In order to maximise profit, oil producers will inevitably target the most climate-damaging reservoirs where the greatest amount of oil can be recovered by using the least amount of CO2.

On top of emissions from oil, in North America where most of the new CO2 injection activities are planned, any CO2 permanently stored is not expected to be monitored and verified. No legal mechanisms have been established. So in this case the permanent storage of any CO2 should be considered incidental.

High cost — for what gain?

So why use CO2 to retrieve oil at all? One reason is to offset to considerable costs of retrofitting the coal power station, and countering the 21% drop in power output.

The essential goal behind CCS is to preserve capital assets while transitioning to zero carbon emissions. But this argument doesn’t hold up under scrutiny.

We can de-carbonise electricity by replacing fossil fuel power with renewable, or retrofitting fossil fuel power with CCS, or a mix of both. But no matter which path we choose, it will come at the expense of emissions-intensive power generators, and then passed on to society.

This can come through devalued share holder capital from closing power stations early, or through additional investment for CCS.

In the case of the latter, the capital returns of fossil fuel generators renewed by CCS would be clipped by a wholesale electricity market in which renewable generation is already proving competitive. Any room in the wholesale market for price increases would be borne by electricity customers.

Additional investment not generating additional revenue dilutes returns, effectively consuming the pre-existing capital. Any shareholder of a company experiencing an unproductive equity raising is aware of this reality. The only capital preserved therefore would be the balance of existing and new capital – if any.

The Canadian CCS project is the first chance to test this point. A reported CA$1.35 billion (AU$1.56bn) including a CA$240 million government grant has been invested to retrofit the coal power station with CCS — converting 139 megawatts to 110 megawatts.

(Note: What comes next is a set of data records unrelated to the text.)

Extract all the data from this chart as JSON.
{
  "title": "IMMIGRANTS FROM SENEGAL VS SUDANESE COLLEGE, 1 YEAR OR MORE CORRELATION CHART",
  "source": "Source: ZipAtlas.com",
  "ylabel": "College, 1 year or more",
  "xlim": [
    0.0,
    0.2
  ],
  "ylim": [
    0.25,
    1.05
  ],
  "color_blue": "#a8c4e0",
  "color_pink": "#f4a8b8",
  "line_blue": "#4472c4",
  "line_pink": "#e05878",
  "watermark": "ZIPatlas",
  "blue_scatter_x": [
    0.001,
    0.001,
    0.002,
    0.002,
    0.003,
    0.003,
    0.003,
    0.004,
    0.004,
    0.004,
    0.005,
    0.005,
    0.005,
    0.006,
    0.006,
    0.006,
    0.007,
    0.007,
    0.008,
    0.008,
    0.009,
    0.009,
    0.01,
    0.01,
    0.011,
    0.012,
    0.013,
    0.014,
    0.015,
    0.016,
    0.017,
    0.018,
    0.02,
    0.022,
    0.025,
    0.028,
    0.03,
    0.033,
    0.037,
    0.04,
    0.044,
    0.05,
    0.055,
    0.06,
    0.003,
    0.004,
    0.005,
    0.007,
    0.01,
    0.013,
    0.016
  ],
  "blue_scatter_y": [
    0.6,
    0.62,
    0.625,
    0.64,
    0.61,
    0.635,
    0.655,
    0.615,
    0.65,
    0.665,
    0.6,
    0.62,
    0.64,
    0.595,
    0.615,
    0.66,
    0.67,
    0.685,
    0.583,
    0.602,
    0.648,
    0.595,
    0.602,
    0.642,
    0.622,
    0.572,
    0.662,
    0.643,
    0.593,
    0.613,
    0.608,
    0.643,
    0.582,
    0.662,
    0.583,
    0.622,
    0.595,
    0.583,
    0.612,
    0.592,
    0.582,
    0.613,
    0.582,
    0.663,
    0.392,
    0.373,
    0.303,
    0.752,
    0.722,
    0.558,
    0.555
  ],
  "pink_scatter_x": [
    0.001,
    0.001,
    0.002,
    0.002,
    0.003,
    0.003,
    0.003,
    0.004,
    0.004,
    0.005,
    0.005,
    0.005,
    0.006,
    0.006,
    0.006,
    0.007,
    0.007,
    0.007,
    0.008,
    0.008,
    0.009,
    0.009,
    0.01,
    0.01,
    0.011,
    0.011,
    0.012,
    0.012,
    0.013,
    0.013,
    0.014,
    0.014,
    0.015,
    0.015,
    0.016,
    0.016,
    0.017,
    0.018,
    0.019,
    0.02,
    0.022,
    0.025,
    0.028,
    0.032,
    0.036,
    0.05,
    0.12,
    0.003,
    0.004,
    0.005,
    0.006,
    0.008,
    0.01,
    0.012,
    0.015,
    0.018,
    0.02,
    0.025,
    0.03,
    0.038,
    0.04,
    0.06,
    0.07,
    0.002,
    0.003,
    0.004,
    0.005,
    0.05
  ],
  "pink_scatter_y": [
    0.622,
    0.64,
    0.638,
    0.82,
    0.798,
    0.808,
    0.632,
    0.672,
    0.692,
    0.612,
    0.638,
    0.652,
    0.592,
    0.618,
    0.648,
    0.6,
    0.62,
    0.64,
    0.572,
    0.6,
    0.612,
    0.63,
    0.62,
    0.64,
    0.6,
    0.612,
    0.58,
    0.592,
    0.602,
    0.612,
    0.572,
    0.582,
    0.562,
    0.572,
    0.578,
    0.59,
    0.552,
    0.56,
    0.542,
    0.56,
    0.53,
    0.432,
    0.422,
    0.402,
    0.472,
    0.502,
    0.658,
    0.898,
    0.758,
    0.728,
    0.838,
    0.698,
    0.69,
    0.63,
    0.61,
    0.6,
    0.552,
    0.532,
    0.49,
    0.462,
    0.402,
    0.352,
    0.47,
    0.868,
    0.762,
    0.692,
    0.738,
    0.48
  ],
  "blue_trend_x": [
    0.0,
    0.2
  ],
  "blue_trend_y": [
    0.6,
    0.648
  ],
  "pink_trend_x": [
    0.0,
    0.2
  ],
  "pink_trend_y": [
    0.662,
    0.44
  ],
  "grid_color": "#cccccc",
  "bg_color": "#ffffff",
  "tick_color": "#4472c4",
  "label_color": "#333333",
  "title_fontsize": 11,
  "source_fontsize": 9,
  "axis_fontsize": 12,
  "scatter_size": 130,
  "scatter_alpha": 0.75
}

Compare this with the recent sale of the NSW owned MacGen to AGL — 4,640 megawatts for the sum of AU$1.5 billion. Clearly any attempt to refit Macquarie Generation with CCS would prove far more costly than foregoing such a sale value.

It is clear that it would be less costly to simply replace emission intensive generators — a cost that would be offset by avoided future fuel expenditure.

More cost and less abatement

Quite aside from greenhouse gas emissions which CCS seeks to resolve, other problems remain with the continued use of fossil fuels.

Mine site land-use conflict with agricultural production and protected areas of bio-diversity, fire risk of exposed flammable material, combustion waste solids and other pollutants not addressed by carbon capture, as well as water intensity of thermally inefficient generators to name but a few.

It must be questioned why infrastructure which entails such significant external costs would be adhered to so determinedly, even if CCS could be proved as a slightly commercial proposition.

When it’s clear that CCS is not even close to a commercial prospect and when net CO2 emissions may actually increase when combined with oil recovery we must accept reality and swiftly move on to proven and affordable solutions to reducing carbon emissions such as renewable energy, energy efficiency and reforestation to name but a few.